Data quality checking made easy!
Project description
data-qualitator
Data Quality testing made easy!
Introduction
Uses Great Expectations as underlying data quality framework. Performs data quality checks for data pipelines, profiling, governance and microservices!
Supports:
✅ Local filesystem (csv and parquet types)
✅ GCP (Cloud Storage csv and parquet file types)
✅ Generic SQL (AWS Athena, AWS Redshift, GCP BigQuery, GCP CloudSQL [MySQL, PostgreSQL], Snowflake, Sqlite.

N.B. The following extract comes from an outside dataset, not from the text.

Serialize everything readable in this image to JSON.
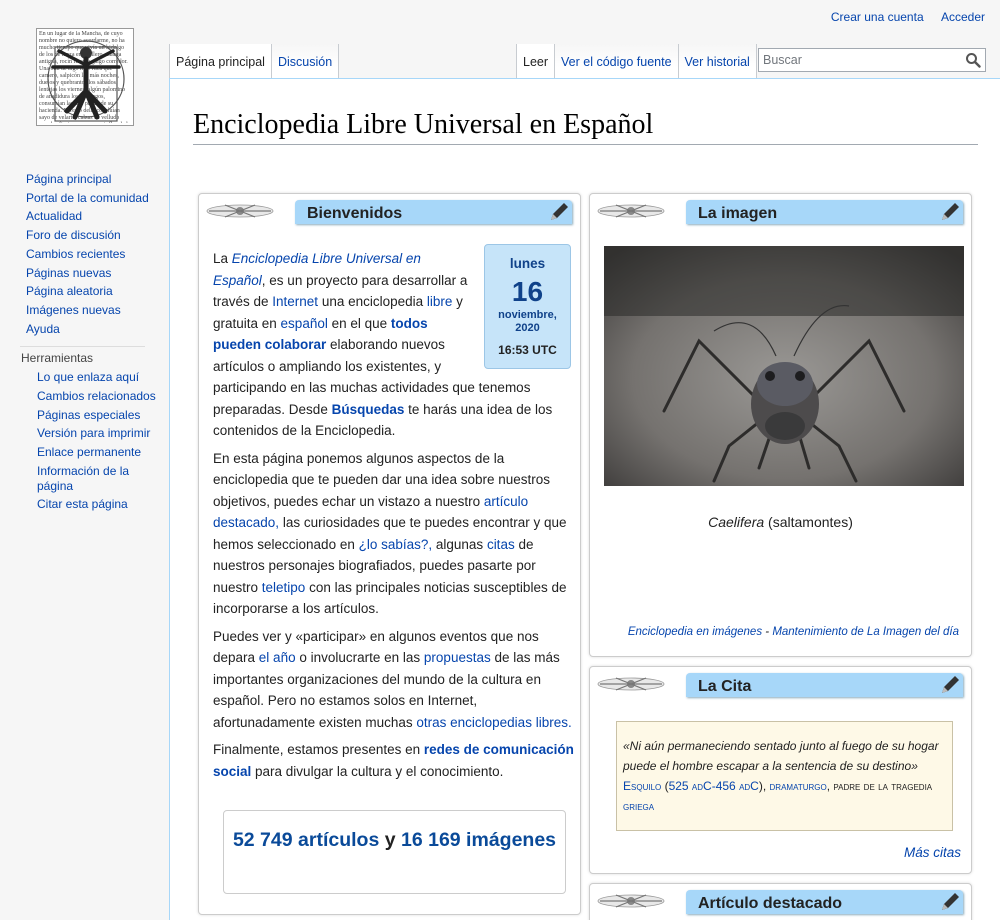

See SQL Connection String section)
Installation
Create and activate new python environment
python -m venv python39
source python39/bin/activate
Upgrade pip to latest version
pip install --upgrade pip
Install Data Quality package.
pip install data-qualitator
Create data quality instance
Import modules
from data_qualitator import provider
from data_qualitator.utils import constants
Local Filesystem, CSV
# Create a testing config
config = {
# The directory where great expectations library will generate files.
"project_root_dir": "./tmp/test_csv",
# The data quality test name.
"test_name": "testing_csv"
}
# Create a data quality instance.
dq = provider.services.get(
# The data quality service we want to use for file types.
constants.FILESYSTEM_CSV,
# The data quality configuration.
**config
)
# Create a data quality validator instance
validator = dq.validator(
# The directory path of the csv files.
file_path="./tests/data/csv",
# The regex pattern to filter files for processing.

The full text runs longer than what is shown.